Of all the career paths the Sims franchise ever offered, the criminal career track was the most morally unambiguous with the least amount of consequences… until now.
Now, you can go to jail while working the criminal career path. Now, you can steal things from your friends' and neighbors' houses. Now is when The Sims 3 gets interesting; because for the first time since a sim slapped on a striped t-shirt and snuck off into the night, players might find themselves facing real moral dilemmas instead of just random chance events.
What Is It?
The Sims 3 is the latest sequel in the crazy-popular EA Sims franchise that started in 2000. The entire game is a life simulation that covers a "sim" life from birth to death – and maybe a little bit beyond. Players act as an omnipotent being that can micromanage every aspect of a sim life, or just leave them to rot and die in a puddle of their own urine. The structure of the game is an open world with no narrative and no ending. So – like a dollhouse, only your dolls can die.
What We Saw
Associate Producer Grant Rodiek co-piloted me through the creation of two Sims and a tour of their neighborhood, which included their houses, the local gym, the cemetery and the headquarters for the criminal career path.
How Far Along Is it?
The Sims 3 was pushed back from a February 2009 release to June 2, 2009. The game is essentially final, but EA really wants that one last layer of polish before releasing it into the wild.
What Needs Improvement?
Glitches, Bugs, Hiccups: The Sims is a huge game; lots of little things like a twitchy animation or a grammar error get missed.
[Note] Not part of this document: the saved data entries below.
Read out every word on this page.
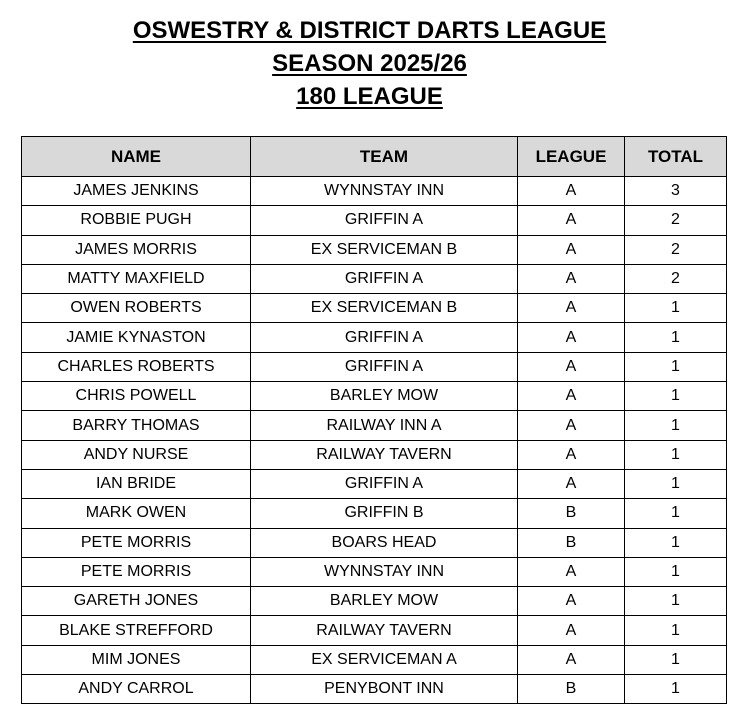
OSWESTRY & DISTRICT DARTS LEAGUE

SEASON 2025/26

180 LEAGUE

NAME	TEAM	LEAGUE	TOTAL
JAMES JENKINS	WYNNSTAY INN	A	3
ROBBIE PUGH	GRIFFIN A	A	2
JAMES MORRIS	EX SERVICEMAN B	A	2
MATTY MAXFIELD	GRIFFIN A	A	2
OWEN ROBERTS	EX SERVICEMAN B	A	1
JAMIE KYNASTON	GRIFFIN A	A	1
CHARLES ROBERTS	GRIFFIN A	A	1
CHRIS POWELL	BARLEY MOW	A	1
BARRY THOMAS	RAILWAY INN A	A	1
ANDY NURSE	RAILWAY TAVERN	A	1
IAN BRIDE	GRIFFIN A	A	1
MARK OWEN	GRIFFIN B	B	1
PETE MORRIS	BOARS HEAD	B	1
PETE MORRIS	WYNNSTAY INN	A	1
GARETH JONES	BARLEY MOW	A	1
BLAKE STREFFORD	RAILWAY TAVERN	A	1
MIM JONES	EX SERVICEMAN A	A	1
ANDY CARROL	PENYBONT INN	B	1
I saw only one major bug where something pops up when it's not supposed to; but one hour isn't nearly enough time to comb through the entire game for every instance of minor screw-ups like that.
Online integration: The online community for the Sims franchise has always been active in creating custom content (my personal favorite being vials of poison for those pesky sims you need to kill off quickly); but ties between the game itself and the community have been weak. Supposedly Sims 3 will allow you to share even more custom content with the online community – but unless there's some incentive to do so (like a create-a-look-alike sim competition), the community won't change very much from its Sims 2 level of participation.
You still can't get your kids back if the Social Worker takes them: So much for total realism.
What Should Stay The Same?
The unspoken narrative: New things like Traits, Career Paths, Opportunities, Wishes and Lifetime Wishes all serve to create more of a narrative for the lives of sims than in previous games. Traits determine a sim's personality, personalities determine what Career Paths the sim will want, the Careers open up Opportunities (which are like mini-quests) and play into a sim's Lifetime Wish, which also guides immediate Wishes. It's all connected somehow, so you never feel like you're not doing something or working toward some goal, which makes those chance events even more meaningful.
"Decaying to neutral": Sims 3 won't punish you for not fulfilling Wishes or answering the phone every time a friend calls. Relationships decay to neutral rather than deteriorating to the point where you have to work really hard to get them up to friendship status again. And if you sit back and do nothing for your sim, it won't flounder and die in a puddle of urine – it will largely look after itself; although it won't be all that happy if none of its Wishes are fulfilled.
The sense of humor: Everything from the gameplay to the text has something amusing about it. Example, Rodiek showed me a negative personal interaction that carried the option to "Imply Mother is a Llama." While doing so, he related to me the story of one of his sims that had an unlucky trait which 1) caused the sim to die whenever the he tried to repair something and 2) Death to feel sorry for him and resurrect the sim repeatedly. That sounds more hilarious than my pregnant sim that caught fire twice in The Sims 2.
The tweaks we've long been waiting for: You can now place items on half-tiles so they straddle a line on the grid in buy or build mode; pick up and throw away things for your sim without telling them to do it; and turn all items diagonally. If you were ever a Sims fan, two of these tweaks alone will make the game worth your while – never mind all the new stuff.
You can now pick shoes to go with outfits: Awesome.
Playable ghosts: Twice as awesome.
Final Thoughts
I'm on the fence about the UI overhaul. On the one hand, it will be easier for newcomers to find what items they want or which hair color they like because everything is arranged intuitively and options are embedded within submenus so as not to overwhelm the noobs. But on the other, it might be hard for old hats like me to find something we're used to seeing all the time and we lose a little nostalgia at not being able to see stats like Bladder, Environment and Social right from the start.
It's obvious by the big 3 in the title that this game will appeal to the fans of the first two. It doesn't matter what's different and only barely matters what's the same; there will be hordes of people buying it whenever it comes out. But I think EA did right by making Sims 3 with as much new stuff as they did and by taking the time to polish it as much as they are. Whatever else Sims 3 is – "game of the year," "for fans of the genre," "Will Wright's plan to take over the world," etc. – it's most definitely not Sims 2.5.